The Government has sought to short-circuit the executive remuneration debate by calling a Productivity Commission inquiry and lowering the threshold for shareholder approval of termination payouts.
The rising tide of criticism of executive remuneration has left the Government exposed. Kevin Rudd first raised the issue himself last year but has failed to do anything since other than refer the matter to APRA in the context of risk management in the financial sector. The Pacific Brands case significantly ramped up discontent over salaries and payouts last month and the AIG payments in the US hasn’t helped.
In contrast, the Greens have regularly sought to use bills in the Senate to impose limits on remuneration and are currently threatening to block the Australian Business Investment Partnership bill in the Senate unless it requires executive remuneration limits for any companies that use the ABIP facility.
This morning, however, the Government announced it would be requiring shareholder approval for all termination payouts of any kind above one years’ salary, extending the requirement from directors to all executives named in a company’s remuneration report. Treasurer Wayne Swan has also appointed former ACCC head Allan Fels as an associate commissioner of the Productivity Commission to assist with a review of executive remuneration, with a report due before the end of the year.

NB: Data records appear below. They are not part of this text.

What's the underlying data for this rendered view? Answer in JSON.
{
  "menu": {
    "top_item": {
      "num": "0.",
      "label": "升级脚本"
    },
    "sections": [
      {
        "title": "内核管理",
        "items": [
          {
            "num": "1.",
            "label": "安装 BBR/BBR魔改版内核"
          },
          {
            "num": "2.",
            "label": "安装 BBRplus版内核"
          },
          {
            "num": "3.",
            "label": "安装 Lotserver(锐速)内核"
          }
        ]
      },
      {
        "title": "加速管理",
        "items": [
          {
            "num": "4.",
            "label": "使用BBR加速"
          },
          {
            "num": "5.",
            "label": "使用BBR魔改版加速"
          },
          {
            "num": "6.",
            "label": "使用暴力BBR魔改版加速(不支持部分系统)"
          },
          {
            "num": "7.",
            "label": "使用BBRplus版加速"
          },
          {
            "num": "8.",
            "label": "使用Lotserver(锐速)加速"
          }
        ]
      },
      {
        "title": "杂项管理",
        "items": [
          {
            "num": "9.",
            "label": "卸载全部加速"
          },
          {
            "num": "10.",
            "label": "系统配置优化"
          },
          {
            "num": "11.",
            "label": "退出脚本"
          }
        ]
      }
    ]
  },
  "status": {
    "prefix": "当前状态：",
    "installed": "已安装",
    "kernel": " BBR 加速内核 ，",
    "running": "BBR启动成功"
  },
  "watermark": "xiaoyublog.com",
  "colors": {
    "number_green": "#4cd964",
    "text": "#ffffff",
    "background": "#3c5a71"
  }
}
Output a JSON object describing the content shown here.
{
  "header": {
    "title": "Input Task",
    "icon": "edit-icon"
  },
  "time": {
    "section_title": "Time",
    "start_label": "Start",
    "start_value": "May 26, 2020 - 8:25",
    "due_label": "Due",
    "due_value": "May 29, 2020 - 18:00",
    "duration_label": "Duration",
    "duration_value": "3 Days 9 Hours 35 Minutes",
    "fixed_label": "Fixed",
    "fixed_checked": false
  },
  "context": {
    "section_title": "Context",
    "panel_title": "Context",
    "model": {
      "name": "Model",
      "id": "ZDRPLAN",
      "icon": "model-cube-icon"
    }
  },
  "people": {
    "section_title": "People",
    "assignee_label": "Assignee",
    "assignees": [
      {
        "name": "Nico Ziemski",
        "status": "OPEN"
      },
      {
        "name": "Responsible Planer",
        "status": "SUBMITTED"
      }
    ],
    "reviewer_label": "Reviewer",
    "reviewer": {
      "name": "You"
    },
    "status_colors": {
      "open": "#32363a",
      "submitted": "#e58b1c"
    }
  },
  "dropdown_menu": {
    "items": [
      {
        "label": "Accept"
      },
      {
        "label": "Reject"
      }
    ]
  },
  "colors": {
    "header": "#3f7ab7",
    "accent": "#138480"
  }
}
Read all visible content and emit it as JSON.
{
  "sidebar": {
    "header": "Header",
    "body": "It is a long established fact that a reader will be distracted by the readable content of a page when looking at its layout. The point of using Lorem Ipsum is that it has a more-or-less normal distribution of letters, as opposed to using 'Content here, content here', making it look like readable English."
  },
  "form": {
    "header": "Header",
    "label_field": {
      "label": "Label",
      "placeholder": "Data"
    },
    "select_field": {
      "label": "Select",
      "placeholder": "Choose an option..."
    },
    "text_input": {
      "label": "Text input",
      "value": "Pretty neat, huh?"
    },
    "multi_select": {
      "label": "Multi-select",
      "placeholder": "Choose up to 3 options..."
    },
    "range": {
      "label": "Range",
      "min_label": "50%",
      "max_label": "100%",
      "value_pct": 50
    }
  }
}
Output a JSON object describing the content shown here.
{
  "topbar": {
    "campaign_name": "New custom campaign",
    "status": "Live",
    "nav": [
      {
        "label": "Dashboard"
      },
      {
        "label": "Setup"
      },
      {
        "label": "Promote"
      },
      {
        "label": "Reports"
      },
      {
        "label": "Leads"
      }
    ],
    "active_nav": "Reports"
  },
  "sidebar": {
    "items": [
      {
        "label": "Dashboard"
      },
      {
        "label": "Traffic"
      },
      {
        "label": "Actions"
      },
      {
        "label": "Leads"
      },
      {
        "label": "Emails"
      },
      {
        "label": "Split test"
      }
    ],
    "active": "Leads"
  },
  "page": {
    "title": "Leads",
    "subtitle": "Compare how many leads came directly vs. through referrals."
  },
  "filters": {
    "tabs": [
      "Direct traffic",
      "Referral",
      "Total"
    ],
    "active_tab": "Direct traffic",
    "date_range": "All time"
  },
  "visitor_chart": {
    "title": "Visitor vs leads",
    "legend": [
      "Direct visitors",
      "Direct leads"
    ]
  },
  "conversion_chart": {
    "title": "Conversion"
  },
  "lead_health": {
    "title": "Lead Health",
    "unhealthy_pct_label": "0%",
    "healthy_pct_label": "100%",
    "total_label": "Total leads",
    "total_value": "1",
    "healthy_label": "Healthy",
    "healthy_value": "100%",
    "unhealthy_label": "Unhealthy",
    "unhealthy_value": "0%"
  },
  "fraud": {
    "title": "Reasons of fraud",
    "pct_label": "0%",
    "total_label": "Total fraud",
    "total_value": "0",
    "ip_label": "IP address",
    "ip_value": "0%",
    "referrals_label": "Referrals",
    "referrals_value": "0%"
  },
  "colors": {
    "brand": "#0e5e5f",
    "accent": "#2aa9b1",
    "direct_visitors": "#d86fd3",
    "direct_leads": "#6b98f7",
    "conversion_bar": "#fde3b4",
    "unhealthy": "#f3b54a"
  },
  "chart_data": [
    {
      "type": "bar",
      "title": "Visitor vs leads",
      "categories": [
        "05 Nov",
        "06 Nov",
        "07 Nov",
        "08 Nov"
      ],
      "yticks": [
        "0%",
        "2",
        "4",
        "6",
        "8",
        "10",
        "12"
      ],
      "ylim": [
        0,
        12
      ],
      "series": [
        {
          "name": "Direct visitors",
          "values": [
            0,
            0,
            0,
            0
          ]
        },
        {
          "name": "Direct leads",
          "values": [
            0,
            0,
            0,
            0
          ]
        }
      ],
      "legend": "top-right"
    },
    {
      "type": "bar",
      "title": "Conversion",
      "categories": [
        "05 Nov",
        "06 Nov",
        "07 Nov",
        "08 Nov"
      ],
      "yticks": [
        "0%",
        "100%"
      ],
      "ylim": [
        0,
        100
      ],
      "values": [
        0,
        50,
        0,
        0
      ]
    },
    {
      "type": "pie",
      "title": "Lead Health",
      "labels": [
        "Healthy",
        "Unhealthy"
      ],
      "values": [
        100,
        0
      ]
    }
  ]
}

The inquiry itself would have drawn criticisms of yet another review by the Government (which will be the Opposition’s line of attack). However, coupled with an extension of shareholder approval it will probably enable the Government to hold the line on further calls for regulation of executive remuneration, despite the failure of shareholders to use powers they already have under existing Corporations Law to regulate remuneration.
The new limit won’t stop headlines about excessive golden handshakes, though: it will not be retrospective, which means directors and executives will continue to walk away from commercial wreckage with handsome payouts for years to come.